HACKING LESSON 11

PASSWORD CRACKING USING RAINBOW TABLE

In order to work with rainbow tables and rainbow crack we must first understand the following keywords-

1). LOOKUP TABLE – A lookup table is usually an array which is used to replace a runtime operation (in our case – a real time password cracking) with a simpler LOOKUP operation. This way we can achieve great speed at the cost of memory.

The idea is to pre-calculate hashes of all possible passwords and store them in a table in the memory. These tables are called Rainbow Tables.

The pre computation of hashes takes a long time, but once it is done, this type of password cracking is hundreds of time faster than the traditional Brute Force Attack.

2). SPACE – MEMORY TRADE OFF - It is a situation where the memory use can be reduced at the cost of slower program execution, or vice versa, the computation time can be reduced at the cost of increased memory use

A Classic Example - A space-time tradeoff can be applied to the simple problem of data storage. If data is stored uncompressed, it takes more space but less time than if the data were stored compressed (since compressing the data reduces the amount of space it takes, but it takes time to run the compression algorithm). Depending on the particular instance of the problem, either way is practical.

How to generate a Rainbow Table?

Search for a program called rainbow crack.

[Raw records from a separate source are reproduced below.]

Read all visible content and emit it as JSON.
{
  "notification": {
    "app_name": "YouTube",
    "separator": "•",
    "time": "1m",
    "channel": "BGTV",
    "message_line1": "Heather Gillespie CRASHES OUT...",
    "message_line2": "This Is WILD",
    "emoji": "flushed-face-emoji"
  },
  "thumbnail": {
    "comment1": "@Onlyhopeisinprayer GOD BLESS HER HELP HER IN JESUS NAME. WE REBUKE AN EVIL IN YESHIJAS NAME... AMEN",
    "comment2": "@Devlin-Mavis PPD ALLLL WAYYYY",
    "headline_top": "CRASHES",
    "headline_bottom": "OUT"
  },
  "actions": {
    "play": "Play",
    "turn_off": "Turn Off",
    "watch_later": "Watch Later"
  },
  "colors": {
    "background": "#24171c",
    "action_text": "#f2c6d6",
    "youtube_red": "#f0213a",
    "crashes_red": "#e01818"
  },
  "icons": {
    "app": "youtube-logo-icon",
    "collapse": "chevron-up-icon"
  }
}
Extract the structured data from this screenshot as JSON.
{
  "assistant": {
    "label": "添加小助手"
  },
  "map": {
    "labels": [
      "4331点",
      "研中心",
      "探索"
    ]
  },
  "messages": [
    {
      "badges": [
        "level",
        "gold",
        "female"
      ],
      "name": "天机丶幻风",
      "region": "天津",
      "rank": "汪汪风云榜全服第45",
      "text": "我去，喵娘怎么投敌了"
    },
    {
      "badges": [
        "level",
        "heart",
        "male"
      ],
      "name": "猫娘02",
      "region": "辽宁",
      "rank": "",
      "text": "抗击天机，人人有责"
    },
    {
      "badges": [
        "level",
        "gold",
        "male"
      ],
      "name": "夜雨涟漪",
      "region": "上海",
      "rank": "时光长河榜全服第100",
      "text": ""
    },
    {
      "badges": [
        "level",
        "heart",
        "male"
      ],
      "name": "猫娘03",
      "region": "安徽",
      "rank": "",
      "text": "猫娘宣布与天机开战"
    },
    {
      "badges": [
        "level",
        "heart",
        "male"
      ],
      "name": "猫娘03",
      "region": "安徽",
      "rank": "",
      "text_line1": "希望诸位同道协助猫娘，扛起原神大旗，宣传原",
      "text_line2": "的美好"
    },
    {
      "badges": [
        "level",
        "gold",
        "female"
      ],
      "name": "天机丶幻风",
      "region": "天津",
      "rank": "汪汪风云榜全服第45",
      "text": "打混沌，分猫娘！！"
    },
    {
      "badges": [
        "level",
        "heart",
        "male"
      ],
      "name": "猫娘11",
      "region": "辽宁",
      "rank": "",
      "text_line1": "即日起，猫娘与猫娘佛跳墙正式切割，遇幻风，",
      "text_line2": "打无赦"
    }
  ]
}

Warning: Rainbow tables are very large, can take GB’s of system space.

Definition of Rainbow Crack – Rainbow Crack tool is a hash cracker. A traditional brute force cracker tries all possible plaintexts one by one in cracking time. It is time consuming to break complex password in this way. The idea of time-memory trade-off is to do all cracking time computation in advance and store the result in files so called “rainbow table”.